A Royal Dutch Shell informou às autoridades tunisianas que devolverá as concessões upstream e deixará o país no ano que vem, com o foco voltado para a energia renovável, disse à Reuters Rania Marzouki, autoridade sênior do ministério de energia.
A saída da Shell significará que a concessão de Miskar na cidade de Gabes, no sul do país, será devolvida ao governo, disse ela, e a Shell também solicitou a devolução antecipada da licença de Asdrubal, que expira em 2035.
A Reuters citou fontes da indústria no mês passado, dizendo que a Shell havia contratado o banco de investimento Rothschild& Co. para vender seus ativos tunisianos, enquanto a italiana Eni contratou a Lazard para realizar sua própria venda e a austríaca OMV também planejava vender.
“Podemos confirmar que a Shell Tunisia Upstream (Shell) irá devolver a concessão Miskar ao governo da Tunísia após o término da licença em junho de 2022”, disse um porta-voz da Shell na quarta-feira.
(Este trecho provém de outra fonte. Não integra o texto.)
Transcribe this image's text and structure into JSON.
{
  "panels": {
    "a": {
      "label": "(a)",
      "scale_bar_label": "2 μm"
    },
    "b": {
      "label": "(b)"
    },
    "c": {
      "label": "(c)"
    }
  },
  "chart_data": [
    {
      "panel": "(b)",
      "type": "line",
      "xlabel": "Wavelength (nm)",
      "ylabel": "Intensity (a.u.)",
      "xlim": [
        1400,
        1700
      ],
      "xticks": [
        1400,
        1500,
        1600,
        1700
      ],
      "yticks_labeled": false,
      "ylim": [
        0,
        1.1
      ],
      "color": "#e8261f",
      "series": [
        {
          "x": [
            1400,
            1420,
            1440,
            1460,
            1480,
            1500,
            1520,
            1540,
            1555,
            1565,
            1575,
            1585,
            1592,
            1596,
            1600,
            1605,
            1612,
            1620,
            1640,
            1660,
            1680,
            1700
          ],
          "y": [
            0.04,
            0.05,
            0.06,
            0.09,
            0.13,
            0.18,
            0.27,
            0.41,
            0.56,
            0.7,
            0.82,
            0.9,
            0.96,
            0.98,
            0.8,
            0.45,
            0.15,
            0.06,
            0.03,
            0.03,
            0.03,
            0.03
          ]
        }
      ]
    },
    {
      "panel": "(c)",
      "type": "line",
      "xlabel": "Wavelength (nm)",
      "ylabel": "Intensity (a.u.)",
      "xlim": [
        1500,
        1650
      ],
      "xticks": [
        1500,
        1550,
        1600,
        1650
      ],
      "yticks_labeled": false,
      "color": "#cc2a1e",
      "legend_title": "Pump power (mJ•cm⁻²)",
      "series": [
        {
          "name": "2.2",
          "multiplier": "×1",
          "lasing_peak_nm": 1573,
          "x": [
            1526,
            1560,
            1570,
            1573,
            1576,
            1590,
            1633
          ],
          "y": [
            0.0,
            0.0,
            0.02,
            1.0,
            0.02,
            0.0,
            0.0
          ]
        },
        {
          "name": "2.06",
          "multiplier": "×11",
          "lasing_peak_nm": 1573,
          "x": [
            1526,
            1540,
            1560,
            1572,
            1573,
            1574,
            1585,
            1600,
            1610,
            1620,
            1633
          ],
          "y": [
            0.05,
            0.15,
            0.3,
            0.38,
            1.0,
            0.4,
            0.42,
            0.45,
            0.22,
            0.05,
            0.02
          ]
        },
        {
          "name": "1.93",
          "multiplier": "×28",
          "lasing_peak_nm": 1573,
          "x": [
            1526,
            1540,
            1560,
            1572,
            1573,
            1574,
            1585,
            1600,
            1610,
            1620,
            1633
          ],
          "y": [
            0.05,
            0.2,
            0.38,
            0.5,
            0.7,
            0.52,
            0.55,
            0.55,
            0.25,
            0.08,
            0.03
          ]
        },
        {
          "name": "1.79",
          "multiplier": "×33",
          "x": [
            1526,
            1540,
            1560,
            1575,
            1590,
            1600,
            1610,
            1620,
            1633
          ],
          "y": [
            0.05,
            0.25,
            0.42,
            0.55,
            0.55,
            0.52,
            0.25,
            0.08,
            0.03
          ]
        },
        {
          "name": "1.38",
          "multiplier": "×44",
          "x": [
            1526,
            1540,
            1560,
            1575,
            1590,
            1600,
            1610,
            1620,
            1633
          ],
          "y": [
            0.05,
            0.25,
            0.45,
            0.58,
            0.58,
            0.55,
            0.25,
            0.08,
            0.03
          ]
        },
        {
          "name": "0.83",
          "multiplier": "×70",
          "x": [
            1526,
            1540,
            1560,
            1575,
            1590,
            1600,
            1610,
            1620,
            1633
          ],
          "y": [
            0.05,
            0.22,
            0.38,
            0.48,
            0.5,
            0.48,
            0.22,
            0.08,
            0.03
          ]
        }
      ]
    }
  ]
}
Ele acrescentou que a decisão não afeta o acordo de licença de marca em andamento no país com a Vivo Energy, que distribui e comercializa produtos Shell para clientes de varejo e comerciais na África. “A Shell continuará avaliando outras oportunidades na Tunísia, além do setor upstream”, disse ele.
A saída gradual das principais empresas de energia ocidentais da Tunísia nos últimos anos segue-se à crescente frustração com o ambiente regulatório e político instável do país desde a revolução de 2011, que levou ao esgotamento dos investimentos.